By contrast, the patent proprietor appealed to the Federal Court of Justice (FCJ). However, the FCJ confirmed that the patent in suit is not inventive. In its reasoning, the FCJ inter alia states the following.

The advantage of the worm gear, namely a self-locking against a torque from the belt reel to the electric motor, is known from the seatbelt tensioner.

In addition, the D3 shows the person skilled in the principle of using two worm gears as 90 ° -gear box in order to achieve a low noise parallel arrangement of belt reel and electric motor. The skilled person can recognize that the arrangement of an electric motor, two worm gears and a belt reel, can achieve the function of a belt tightening. All you have to do is to change the electric motor to create a different direction of rotation and thus a belt tightening instead of a slack.
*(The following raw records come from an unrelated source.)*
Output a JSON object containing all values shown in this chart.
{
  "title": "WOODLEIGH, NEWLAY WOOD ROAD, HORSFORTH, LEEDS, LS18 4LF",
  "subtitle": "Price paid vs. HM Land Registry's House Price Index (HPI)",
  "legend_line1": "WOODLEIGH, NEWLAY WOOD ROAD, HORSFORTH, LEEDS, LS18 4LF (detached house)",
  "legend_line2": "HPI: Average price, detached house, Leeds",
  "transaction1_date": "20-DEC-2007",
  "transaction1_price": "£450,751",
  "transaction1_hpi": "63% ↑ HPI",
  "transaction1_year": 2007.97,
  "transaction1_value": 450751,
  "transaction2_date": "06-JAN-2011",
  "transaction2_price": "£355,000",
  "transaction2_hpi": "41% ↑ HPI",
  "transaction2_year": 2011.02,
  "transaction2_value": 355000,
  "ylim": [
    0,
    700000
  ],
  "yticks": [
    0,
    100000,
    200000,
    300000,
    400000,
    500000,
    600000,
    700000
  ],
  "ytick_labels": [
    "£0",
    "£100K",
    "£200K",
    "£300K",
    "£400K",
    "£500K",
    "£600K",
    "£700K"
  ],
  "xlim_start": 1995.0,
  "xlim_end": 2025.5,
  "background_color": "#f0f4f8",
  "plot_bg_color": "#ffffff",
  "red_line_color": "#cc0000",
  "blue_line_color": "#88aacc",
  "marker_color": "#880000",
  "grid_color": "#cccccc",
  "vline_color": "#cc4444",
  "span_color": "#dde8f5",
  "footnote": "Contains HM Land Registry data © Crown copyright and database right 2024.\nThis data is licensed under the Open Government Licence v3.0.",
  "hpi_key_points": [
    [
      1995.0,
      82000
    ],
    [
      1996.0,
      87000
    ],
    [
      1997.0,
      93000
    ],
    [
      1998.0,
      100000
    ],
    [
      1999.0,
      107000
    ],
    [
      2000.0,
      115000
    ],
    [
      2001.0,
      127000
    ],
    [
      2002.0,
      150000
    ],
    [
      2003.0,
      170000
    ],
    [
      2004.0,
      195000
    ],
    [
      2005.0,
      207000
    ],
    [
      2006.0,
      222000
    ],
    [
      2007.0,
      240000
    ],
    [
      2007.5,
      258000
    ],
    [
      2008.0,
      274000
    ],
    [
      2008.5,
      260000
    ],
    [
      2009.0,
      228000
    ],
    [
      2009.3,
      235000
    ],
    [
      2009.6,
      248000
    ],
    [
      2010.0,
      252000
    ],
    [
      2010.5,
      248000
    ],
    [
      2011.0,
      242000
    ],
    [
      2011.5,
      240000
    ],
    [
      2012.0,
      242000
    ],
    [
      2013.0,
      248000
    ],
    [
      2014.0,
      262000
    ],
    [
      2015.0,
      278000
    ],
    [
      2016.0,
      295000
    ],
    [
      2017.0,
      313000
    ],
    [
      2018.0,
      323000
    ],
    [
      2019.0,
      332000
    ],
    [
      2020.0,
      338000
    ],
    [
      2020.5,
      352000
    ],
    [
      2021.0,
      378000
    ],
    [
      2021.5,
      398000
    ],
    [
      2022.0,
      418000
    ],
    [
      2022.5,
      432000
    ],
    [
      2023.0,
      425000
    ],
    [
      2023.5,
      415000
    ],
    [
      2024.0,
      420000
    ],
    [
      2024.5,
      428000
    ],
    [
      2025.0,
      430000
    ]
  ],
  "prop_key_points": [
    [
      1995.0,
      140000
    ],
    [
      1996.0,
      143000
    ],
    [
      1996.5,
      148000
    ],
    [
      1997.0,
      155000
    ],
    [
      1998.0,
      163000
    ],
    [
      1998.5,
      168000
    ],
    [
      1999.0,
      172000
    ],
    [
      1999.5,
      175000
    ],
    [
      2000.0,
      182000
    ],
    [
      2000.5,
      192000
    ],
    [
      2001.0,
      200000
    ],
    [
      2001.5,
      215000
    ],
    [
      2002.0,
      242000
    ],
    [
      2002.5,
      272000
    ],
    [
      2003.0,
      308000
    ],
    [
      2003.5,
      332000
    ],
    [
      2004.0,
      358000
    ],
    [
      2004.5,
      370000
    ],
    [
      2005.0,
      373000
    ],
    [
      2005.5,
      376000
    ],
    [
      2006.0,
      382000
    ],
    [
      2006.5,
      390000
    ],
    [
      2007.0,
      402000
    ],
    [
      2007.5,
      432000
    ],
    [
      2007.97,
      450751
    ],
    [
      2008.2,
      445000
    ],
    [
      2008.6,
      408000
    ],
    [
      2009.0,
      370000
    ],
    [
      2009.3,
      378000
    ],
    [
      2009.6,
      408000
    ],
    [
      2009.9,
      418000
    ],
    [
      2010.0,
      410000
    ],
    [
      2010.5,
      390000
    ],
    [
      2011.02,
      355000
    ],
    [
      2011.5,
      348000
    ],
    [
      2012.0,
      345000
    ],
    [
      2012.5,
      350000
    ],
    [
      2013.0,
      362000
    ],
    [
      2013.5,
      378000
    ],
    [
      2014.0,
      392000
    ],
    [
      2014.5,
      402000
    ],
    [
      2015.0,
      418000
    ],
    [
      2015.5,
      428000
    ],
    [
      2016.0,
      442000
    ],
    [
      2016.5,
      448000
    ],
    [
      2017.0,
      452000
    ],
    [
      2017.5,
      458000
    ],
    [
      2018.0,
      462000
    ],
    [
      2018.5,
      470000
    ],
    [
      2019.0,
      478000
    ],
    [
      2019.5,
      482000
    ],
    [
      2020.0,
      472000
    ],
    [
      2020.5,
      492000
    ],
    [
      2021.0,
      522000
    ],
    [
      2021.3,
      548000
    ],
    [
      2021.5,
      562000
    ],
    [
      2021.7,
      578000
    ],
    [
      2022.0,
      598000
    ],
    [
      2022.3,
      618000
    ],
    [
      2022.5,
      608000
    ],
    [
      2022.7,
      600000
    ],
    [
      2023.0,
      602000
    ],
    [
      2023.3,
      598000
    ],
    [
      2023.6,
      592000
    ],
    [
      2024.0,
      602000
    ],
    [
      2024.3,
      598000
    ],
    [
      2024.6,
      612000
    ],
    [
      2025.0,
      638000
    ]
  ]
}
Since the skilled person was aware of the disadvantageous noise development of crown gear drives, he had reason to further develop the belt tensioner known from D2 in such a way that the noise emissions are reduced. For this he received suggestions in the prior art according to D3, how such an improvement could be realized concretely.

The proprietor's objection namely that the use of two instead of just one worm gear results in a higher gear reduction and therefore the patented application was not obvious, does not apply. The fact that the electric motor has to rotate higher in two worm gears, is not at all mentioned in the patent. Such an issue is neither addressed in any way as a difficulty, nor is it stated in the patent how this disadvantage should be overcome. Obviously the patent tacitly accepts this disadvantage.

If the solution proposed by the inventor ignores the existing disadvantages or difficulties and simply accepts them, then it can not be argued that the person skilled in the art would have recognized these difficulties and would not have considered using the corresponding disadvantageous solution.

As a further objection to the obviousness of the invention, the patent proprietor has submitted the following: The need for a self-locking effect is mentioned in the cited prior art and it is addressed by proposing various other measures differing from the use of a second worm gear. It was therefore obvious for the expert to choose one of these other measures for noise reduction.

This objection does not apply according to the FCJ as well. If several alternatives are considered by the skilled person to solve a problem, several of them may be obvious. In this case, it is fundamentally irrelevant which of the solution alternatives is considered by the skilled person to be the first one (that is, the more obvious one).